Surveillance of Transfusion Complications

Surveillance of the blood system is a key tool for ensuring safety of the blood supply. It involves monitoring adverse events so that risks and trends can be identified early and appropriately managed. Related terms are hemovigilance (e.g., France, Canada - Transfusion Transmitted Infection Surveillance System - TTISS), medical-event reporting system for transfusion medicine (MERS-TM, USA), serious hazards of transfusion (SHOT, Britain) and adverse events reporting systems (See Further Reading).

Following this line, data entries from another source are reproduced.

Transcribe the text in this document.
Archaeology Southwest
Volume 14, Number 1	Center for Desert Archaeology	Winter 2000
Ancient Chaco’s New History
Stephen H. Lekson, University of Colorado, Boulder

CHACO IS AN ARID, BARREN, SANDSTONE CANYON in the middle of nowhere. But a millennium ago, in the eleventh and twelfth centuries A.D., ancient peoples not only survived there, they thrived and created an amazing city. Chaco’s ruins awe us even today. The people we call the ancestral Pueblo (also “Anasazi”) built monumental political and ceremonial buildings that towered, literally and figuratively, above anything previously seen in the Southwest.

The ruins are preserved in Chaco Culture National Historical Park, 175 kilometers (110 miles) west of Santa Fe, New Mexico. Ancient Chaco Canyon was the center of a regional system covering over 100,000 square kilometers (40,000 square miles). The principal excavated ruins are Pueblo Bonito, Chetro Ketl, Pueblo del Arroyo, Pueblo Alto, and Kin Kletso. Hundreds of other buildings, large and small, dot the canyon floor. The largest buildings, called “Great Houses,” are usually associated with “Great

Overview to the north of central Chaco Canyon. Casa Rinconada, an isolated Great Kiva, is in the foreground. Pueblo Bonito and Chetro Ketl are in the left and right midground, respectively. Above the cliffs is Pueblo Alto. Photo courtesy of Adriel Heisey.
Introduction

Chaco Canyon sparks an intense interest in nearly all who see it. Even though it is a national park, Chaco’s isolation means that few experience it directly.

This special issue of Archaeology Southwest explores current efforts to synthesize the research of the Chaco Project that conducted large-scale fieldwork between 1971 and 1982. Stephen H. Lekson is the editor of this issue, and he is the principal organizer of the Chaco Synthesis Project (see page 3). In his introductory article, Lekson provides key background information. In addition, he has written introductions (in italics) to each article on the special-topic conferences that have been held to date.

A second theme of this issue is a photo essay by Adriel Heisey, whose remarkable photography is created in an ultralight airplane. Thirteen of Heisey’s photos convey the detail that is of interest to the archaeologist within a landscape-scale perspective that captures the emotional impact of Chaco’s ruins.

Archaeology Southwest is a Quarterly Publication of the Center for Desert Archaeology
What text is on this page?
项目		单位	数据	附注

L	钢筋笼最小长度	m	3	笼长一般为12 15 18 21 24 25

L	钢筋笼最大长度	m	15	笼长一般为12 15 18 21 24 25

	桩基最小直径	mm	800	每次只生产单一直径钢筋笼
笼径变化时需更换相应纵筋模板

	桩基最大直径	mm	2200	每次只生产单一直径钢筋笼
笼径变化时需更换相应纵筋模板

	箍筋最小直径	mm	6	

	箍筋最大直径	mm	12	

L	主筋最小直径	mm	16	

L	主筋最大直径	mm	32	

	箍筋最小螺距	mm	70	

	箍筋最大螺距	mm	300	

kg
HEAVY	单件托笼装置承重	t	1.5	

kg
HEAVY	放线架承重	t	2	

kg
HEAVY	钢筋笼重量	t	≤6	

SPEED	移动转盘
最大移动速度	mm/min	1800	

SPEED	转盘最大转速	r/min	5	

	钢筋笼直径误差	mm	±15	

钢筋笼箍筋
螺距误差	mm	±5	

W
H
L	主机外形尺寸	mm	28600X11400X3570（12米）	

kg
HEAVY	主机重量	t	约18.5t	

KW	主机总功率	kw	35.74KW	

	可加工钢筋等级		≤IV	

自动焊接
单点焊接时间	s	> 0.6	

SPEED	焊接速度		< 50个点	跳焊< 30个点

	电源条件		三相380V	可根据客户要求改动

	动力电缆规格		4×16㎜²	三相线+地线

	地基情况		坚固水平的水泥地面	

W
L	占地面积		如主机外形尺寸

Surveillance can be applied to monitoring adverse events, to include transmissible diseases, accidents and errors, near-misses, transfusion reactions, and any complication of transfusion. Surveillance involves integrating surveillance information on donors and recipients into an integrated database, as well as monitoring international trends that affect blood safety. Surveillance roles exist for hospital transfusion services, CBS, Health Canada.

Surveillance and reporting systems are based on the concept that an important component of preventing adverse events is the careful assessment of their incidence and root causes. To be effective, surveillance systems require a standardized confidential reporting system that avoids under-reporting and includes near misses.

Blood Surveillance

Health Canada has developed a national reporting system which will be used in all Canadian provinces/territories and CBS in 2004. One standardized form will be used to report to hospital transfusion services to CBS, provincial blood offices and Health Canada. The goals of the system are to provide timely information and data to support:

  • Assessments of the nature and magnitude of the risks associated with blood transfusion in Canada
  • Policy changes for
    - regulation of blood safety
    - preventative and corrective interventions
  • Identification of emerging threats to blood safety (enhanced ability via sentinel sites and special studies)
  • Identification of interventions to improve transfusion safety and appropriate use of blood and blood products

Implementation

Implementing the system will occur in three stages, each with a different scope:

Short term. The focus will be on adverse reactions to transfusion and the accident and errors that occur in hospitals (See Further Reading).

Intermediate term. Data collection and analysis will be extended to capture reactions to infusion of blood products that occur outside the hospital and establish electronic data linkages.

Long term. The system will capture information on delayed infectious complications to blood and blood products and will include information on the diagnosis, procedure, and indications for transfusion. Note: This is a short term deliverable for studies on high risk populations such as people with hemophilia, recipients of apheresis components, and bone marrow recipients.